Une heure plus tard, je demande à sortir.
— Je ne me sens pas très bien, Monsieur. Un mal de tête.
C’est un euphémisme.
C’est comme si quelqu’un tambourinait dans mon crâne avec une barre de fer. Comme si chaque battement de mon cœur frappait directement contre mes tempes. Comme si mes pensées hurlantes cherchaient une sortie, prêtes à percer mon crâne de l’intérieur.
— Hmm… d’accord, Seo Rin. Tu peux aller seul à l’infirmerie ou tu as besoin qu’on t’y accompagne ?
— Je sais encore marcher, M.Lee.
Le couloir est vide, silencieux. Trop silencieux. Chaque pas résonne comme une gifle dans ma tête. J’ai envie de me cogner contre les murs. Fort. Jusqu’à faire saigner la douleur. Mais ce n’est pas comme ça que ça fonctionne.
Alors je marche. Droite, lente. Comme si je contrôlais encore quelque chose.
Et puis je la vois.
Au sol.
Effondrée contre un casier.
Celle de tout à l’heure. Je ne connais pas son prénom ni son nom. C’est inutile, ça ne change rien.

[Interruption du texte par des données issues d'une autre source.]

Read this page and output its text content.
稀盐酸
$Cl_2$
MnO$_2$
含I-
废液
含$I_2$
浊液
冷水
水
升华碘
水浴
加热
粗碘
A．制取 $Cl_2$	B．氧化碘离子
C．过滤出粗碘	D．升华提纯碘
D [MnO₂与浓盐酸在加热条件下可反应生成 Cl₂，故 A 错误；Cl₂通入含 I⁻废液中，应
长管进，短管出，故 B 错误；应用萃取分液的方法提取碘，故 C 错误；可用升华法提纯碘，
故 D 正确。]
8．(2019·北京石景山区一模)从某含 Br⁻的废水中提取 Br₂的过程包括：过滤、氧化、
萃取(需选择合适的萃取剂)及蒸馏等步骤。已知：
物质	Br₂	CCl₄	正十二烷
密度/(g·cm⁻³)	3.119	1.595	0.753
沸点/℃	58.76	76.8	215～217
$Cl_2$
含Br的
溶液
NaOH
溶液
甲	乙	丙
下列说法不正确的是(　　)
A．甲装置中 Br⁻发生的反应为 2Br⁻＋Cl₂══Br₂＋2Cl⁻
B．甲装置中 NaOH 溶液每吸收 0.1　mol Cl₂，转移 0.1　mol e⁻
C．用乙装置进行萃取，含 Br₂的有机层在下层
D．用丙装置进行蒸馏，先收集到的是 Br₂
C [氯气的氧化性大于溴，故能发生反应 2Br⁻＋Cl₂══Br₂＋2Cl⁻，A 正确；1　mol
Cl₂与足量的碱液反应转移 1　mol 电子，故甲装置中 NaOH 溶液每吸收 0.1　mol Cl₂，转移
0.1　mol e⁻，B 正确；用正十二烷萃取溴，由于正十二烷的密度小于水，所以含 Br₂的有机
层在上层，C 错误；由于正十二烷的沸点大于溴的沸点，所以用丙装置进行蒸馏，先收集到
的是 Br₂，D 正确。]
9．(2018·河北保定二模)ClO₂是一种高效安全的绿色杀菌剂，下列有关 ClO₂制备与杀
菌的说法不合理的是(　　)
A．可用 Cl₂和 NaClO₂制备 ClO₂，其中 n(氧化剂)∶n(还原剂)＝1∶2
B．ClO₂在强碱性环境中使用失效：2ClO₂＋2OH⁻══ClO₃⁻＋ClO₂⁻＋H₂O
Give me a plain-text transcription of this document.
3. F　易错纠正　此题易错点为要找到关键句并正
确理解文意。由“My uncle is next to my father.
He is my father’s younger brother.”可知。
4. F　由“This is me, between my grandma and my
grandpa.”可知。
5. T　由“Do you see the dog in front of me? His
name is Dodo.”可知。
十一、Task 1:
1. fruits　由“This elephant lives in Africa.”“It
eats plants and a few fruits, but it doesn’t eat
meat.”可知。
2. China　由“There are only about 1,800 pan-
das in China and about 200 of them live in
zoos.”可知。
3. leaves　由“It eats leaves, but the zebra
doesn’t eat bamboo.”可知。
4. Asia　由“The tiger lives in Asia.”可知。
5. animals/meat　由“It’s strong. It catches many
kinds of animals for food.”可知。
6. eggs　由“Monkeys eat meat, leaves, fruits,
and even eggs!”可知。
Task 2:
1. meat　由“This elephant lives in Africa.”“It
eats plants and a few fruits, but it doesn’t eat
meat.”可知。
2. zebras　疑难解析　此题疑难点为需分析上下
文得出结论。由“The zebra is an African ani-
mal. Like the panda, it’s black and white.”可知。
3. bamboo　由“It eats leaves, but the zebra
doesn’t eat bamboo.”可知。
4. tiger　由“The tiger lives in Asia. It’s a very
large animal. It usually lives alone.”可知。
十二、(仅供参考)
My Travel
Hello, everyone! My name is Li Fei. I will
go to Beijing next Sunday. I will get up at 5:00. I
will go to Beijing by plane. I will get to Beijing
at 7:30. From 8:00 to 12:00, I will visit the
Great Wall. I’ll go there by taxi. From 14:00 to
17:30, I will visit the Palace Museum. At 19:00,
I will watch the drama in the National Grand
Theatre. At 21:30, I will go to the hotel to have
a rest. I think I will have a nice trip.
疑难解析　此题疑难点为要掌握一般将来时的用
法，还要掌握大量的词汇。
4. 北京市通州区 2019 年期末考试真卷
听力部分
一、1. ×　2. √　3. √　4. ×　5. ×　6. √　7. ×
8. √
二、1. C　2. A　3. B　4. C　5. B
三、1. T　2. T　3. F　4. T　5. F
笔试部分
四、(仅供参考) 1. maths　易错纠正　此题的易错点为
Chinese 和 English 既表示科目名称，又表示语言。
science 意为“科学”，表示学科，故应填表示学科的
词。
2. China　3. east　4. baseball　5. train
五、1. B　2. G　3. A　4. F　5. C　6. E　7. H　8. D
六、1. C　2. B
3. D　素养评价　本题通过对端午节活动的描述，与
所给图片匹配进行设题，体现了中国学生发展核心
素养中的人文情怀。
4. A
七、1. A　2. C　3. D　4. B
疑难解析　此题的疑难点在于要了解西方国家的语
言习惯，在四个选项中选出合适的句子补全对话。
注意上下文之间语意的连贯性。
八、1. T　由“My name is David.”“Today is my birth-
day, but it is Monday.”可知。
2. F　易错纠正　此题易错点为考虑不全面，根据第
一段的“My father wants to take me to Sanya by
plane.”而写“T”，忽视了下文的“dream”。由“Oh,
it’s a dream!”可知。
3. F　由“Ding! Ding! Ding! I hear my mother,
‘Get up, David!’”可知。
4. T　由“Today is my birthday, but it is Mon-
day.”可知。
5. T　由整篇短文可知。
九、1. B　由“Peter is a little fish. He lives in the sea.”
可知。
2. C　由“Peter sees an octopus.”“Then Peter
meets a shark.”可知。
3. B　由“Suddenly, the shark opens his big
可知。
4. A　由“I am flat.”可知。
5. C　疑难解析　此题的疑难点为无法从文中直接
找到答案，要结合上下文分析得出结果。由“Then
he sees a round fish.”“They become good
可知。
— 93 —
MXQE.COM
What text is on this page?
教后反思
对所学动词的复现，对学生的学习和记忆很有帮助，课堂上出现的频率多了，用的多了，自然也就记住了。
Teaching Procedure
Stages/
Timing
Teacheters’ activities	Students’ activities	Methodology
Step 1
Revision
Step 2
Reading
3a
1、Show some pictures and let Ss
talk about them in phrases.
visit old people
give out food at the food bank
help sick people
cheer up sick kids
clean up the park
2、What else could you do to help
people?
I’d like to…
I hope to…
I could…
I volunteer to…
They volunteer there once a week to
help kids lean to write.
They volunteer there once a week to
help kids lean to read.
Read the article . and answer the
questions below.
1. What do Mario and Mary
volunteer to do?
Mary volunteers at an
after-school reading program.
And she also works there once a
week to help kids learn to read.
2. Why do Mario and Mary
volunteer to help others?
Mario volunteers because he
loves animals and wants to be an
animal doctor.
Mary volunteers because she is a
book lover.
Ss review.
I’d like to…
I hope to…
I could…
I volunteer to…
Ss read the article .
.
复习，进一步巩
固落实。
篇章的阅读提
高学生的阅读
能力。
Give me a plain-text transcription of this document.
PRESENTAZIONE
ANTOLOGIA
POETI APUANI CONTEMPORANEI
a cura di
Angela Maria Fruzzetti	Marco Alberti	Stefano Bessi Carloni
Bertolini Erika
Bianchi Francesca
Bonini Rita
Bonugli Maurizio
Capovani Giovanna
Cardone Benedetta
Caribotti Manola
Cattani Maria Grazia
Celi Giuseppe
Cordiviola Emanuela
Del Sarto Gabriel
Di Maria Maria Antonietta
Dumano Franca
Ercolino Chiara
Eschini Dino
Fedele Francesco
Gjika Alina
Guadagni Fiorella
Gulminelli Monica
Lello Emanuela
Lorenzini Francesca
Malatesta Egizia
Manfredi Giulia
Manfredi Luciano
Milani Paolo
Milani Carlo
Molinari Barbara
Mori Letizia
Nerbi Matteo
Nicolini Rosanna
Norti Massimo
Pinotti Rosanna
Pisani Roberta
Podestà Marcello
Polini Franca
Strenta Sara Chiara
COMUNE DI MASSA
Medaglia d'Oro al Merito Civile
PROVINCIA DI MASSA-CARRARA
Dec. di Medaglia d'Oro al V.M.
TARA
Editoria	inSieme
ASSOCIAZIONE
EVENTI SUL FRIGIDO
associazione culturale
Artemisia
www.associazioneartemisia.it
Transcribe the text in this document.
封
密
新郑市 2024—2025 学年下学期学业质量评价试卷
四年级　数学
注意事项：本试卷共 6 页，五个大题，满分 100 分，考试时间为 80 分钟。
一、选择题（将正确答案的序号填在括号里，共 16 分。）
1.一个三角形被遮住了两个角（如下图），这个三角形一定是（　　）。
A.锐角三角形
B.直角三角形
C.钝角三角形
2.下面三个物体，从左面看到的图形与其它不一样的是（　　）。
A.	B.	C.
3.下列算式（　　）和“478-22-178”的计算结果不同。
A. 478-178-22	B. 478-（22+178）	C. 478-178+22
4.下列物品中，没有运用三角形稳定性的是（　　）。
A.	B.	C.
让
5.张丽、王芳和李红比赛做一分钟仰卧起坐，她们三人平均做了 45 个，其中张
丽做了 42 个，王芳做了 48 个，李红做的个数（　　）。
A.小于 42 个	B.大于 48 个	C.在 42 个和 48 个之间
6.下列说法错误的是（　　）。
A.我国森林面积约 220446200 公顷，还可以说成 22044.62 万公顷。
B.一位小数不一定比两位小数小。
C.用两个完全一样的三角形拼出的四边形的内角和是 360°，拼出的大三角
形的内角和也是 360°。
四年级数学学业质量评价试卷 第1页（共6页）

Elle tremble. Elle suffoque. Ses mains griffent l’air comme si elle essayait de s’en extraire. Elle est petite, recroquevillée. Brisée.
Pathétique.
Elle était sortie avant moi. Elle aussi avait prétexté une migraine.
Visiblement, elle n’a pas tenu jusqu’à l’infirmerie. Elle n’a même pas passé les casiers. Ses yeux se lèvent vers moi. Rougis. Délavés.
Je m’approche d’elle. Je m’accroupis à son niveau. Elle gémit. Elle tremble.
Je sors un mouchoir de ma poche. Je lui tends, lentement. Comme un geste humain. Mais mes mots ne le sont pas.
— Essuie ton visage. T’as l’air encore plus faible que tout à l’heure. C’est gênant.
Elle ne dit rien, elle ne peut pas. Et, moi, je me relève, sans attendre de réaction. Ma tête est sur le point d’exploser. Alors je ne perds pas plus de temps. Je continue mon chemin. Je ne me retourne pas. Sa douleur ne m’intéresse pas. La mienne suffit à me détruire.
Mais… Et si quelqu’un payer pour ma migraine ?
L’infirmerie peut attendre.
Je dois réfléchir à un jeu.
Un jeu où je ne suis pas un pion, mais la pièce maîtresse.